Sehr wichtig ist auch, dass sich durch die Kleine-Welt-Eigenschaften und die Abdeckung mit einem Reichenklub Gehirnareale schnell synchronisieren lassen. Einige Neurobiologen wie Wolf Singer denken, dass eine einheitliche neuronale Verarbeitung eine synchrone Schwingung der beteiligten Gehirnregionen voraussetzt. Diese könnte über den Reichenklub katalysiert werden, so dass wir in Bruchteilen von Sekunden die Umrisse von Buchstaben mit unserem Langzeitgedächtnis und unseren Sprachkenntnisse verbinden können: Wir lesen dann einen Text auf der Straße unwillkürlich und fast unbewusst. Wer hat nicht beim schnellen Blättern im Buch ein Wort unbewusst gelesen und dies erst danach bemerkt, wenn die Hand bereits das nächste Blatt geholt hat? Blitzschnelle Schwingungskopplung von Gehirnarealen könnte durch die Struktur der Verbindungsnetze beeinflusst werden.7

Die Existenz eines "Backbones" von reichen Knoten kann außerdem dazu beitragen, die Kosten der Vernetzung im Gehirn niedrig zu halten. Das ist ein altbekanntes mathematisches Problem: Will ich ein Gebiet mit minimalen Kosten vernetzen, muss ich das sogenannte Problem des kürzesten Netzes lösen.8 Will ich alle Klein- und Großstädte in Deutschland mit einem Bahnnetz bedienen, muss ich mir darüber Gedanken machen, wie die Gleise optimal gelegt werden, so dass alle Städte verbunden, die Baukosten aber minimal sind.

Ein ähnliches Problem haben wir im Gehirn. Konnektivität ist gut, aber nicht die Kosten dafür. Wären die Neuronen im Gehirn alle miteinander verbunden, wäre unser Kopf Hunderte von Metern breit. Die Neurobiologen beschäftigen sich deswegen schon lange mit dem Problem der optimalen Vernetzungsdichte von Arealen z.B. im Kortex.9 Zwei Prozesse treten hier in Wettbewerb: Einerseits ist es gut, viele Neuronen in einem gewissen Kortex-Volumen zu haben, andererseits ist es vorteilhaft, so viele wie möglich miteinander zu verbinden. Der vorhandene Raum muss zwischen "Prozessoren" und "Verkabelung" geteilt werden. Die Axone von Neuronen sind aber eher voluminös und deswegen ist die Berechnung der richtigen Proportion keineswegs trivial. Mehr Verkabelung zieht die Neuronen auseinander und dann braucht man noch längere Kabel. Niedrige Vernetzung lässt die Anzahl der Neuronen steigen, aber diese können Informationen dann nicht schnell genug austauschen.

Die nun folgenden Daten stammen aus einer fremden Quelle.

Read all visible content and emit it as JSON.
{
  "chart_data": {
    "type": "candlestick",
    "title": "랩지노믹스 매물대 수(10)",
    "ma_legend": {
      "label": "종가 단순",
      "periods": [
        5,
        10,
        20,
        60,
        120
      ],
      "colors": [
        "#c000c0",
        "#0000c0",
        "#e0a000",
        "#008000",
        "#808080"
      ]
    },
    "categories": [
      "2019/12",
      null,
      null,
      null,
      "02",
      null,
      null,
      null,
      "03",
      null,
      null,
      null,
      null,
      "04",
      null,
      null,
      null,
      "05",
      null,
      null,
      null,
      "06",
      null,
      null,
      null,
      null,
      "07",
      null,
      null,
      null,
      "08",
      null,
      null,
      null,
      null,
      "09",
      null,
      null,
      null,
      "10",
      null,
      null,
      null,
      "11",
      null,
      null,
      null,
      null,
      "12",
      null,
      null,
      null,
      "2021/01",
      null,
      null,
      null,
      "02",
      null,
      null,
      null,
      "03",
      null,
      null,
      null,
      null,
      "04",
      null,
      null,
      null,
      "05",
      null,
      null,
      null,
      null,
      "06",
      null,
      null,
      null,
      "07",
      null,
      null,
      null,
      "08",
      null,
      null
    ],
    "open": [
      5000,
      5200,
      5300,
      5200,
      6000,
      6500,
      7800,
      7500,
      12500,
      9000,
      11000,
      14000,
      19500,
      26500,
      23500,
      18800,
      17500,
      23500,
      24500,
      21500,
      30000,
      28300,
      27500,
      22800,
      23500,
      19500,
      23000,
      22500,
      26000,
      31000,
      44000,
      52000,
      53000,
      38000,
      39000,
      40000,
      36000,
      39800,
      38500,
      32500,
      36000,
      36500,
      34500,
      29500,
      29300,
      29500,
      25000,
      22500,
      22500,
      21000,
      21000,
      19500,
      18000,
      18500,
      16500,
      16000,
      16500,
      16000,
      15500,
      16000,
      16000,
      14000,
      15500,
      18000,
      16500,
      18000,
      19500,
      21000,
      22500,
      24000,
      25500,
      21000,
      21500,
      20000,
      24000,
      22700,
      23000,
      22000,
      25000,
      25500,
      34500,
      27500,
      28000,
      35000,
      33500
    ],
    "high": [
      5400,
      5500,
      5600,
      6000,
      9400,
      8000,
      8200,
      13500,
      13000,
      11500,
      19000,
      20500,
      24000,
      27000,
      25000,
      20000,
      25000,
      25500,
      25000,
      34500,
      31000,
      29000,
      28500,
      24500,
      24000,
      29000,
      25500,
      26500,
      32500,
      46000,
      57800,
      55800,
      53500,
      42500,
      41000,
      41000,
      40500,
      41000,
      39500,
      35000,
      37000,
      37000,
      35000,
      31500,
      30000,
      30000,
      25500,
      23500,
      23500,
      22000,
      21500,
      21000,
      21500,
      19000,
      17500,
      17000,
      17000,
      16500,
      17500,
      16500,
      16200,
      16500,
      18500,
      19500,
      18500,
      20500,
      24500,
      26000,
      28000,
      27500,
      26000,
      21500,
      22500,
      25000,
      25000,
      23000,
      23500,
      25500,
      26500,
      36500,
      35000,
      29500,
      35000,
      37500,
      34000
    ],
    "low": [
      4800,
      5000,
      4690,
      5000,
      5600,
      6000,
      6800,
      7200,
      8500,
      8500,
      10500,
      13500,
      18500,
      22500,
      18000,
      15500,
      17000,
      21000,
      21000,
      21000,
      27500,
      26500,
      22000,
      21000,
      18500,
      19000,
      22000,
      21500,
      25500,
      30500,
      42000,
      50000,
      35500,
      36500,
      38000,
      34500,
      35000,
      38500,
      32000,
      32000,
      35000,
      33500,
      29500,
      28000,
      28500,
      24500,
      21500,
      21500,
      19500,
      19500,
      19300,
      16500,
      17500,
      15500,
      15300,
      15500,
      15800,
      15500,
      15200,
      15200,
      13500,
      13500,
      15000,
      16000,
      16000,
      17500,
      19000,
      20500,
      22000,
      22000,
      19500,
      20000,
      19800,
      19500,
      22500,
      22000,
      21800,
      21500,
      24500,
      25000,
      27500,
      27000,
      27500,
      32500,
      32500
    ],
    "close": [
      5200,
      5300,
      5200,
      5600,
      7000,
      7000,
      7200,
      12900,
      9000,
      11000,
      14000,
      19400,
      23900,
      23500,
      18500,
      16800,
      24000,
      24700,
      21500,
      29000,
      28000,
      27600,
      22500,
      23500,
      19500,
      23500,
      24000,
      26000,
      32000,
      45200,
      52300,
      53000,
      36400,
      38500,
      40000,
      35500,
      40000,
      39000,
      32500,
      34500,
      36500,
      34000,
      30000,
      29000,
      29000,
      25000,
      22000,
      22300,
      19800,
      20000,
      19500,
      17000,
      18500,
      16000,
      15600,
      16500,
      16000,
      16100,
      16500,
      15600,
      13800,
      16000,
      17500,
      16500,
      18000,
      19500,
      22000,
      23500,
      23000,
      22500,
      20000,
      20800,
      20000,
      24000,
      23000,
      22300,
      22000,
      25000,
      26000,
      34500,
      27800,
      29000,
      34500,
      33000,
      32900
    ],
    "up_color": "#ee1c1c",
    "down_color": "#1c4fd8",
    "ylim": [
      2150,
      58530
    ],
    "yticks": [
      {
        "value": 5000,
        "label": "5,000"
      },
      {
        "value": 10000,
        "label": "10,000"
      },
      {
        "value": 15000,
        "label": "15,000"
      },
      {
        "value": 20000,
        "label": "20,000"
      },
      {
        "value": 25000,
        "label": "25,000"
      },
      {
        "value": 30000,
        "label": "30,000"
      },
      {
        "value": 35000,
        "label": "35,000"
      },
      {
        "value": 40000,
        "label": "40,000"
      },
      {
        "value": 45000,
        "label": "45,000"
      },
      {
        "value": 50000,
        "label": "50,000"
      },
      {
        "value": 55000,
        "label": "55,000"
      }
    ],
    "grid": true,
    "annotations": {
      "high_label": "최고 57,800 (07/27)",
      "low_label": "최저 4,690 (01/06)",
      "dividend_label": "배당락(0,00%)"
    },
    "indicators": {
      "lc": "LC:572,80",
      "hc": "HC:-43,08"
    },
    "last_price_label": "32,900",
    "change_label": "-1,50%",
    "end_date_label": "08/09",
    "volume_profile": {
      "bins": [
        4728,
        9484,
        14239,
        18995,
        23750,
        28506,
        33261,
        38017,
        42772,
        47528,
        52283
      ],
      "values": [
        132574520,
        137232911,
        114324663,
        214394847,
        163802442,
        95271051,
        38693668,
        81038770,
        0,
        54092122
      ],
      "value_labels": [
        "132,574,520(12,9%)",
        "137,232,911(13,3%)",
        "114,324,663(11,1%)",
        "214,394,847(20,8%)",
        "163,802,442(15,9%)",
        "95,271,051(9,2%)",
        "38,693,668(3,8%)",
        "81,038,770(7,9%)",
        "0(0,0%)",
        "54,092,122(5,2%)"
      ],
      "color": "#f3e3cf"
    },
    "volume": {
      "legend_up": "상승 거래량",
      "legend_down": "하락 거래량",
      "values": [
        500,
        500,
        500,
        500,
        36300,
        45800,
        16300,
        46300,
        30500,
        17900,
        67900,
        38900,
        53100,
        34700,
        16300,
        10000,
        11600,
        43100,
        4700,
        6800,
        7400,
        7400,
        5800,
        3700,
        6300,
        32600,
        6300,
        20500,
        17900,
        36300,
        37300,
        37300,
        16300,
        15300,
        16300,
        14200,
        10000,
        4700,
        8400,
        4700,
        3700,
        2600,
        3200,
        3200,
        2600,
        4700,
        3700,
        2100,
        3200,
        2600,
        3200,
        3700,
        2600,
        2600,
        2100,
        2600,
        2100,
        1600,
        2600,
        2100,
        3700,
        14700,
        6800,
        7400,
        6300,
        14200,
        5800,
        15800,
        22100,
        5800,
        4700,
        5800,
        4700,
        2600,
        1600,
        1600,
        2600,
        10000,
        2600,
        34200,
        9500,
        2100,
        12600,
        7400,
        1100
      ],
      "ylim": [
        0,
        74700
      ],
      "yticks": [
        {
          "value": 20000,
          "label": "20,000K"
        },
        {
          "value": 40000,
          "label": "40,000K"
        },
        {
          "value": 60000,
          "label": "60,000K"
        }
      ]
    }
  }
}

Walter Freeman hat eine Vermutung aufgestellt, für die es eigentlich keinen Beleg gibt, die aber nett klingt. Unser Ich, diese Vorstellung, dass wir alles in uns überblicken, wäre demnach nur der Ausdruck der kollektiven und synchronen Schwingung der Riesenkomponenten in unserem vernetzten Gehirn10:

The newly developing concept of the "macroscopic giant component" is one of the most important and exciting ideas to emerge from graph theory into brain theory, as the possible basis for the unity of consciousness.

Man kann nur mit Spannung darauf warten, was die Neurobiologie und die Erforschung des Connectomes in den nächsten Jahren ans Licht bringen werden.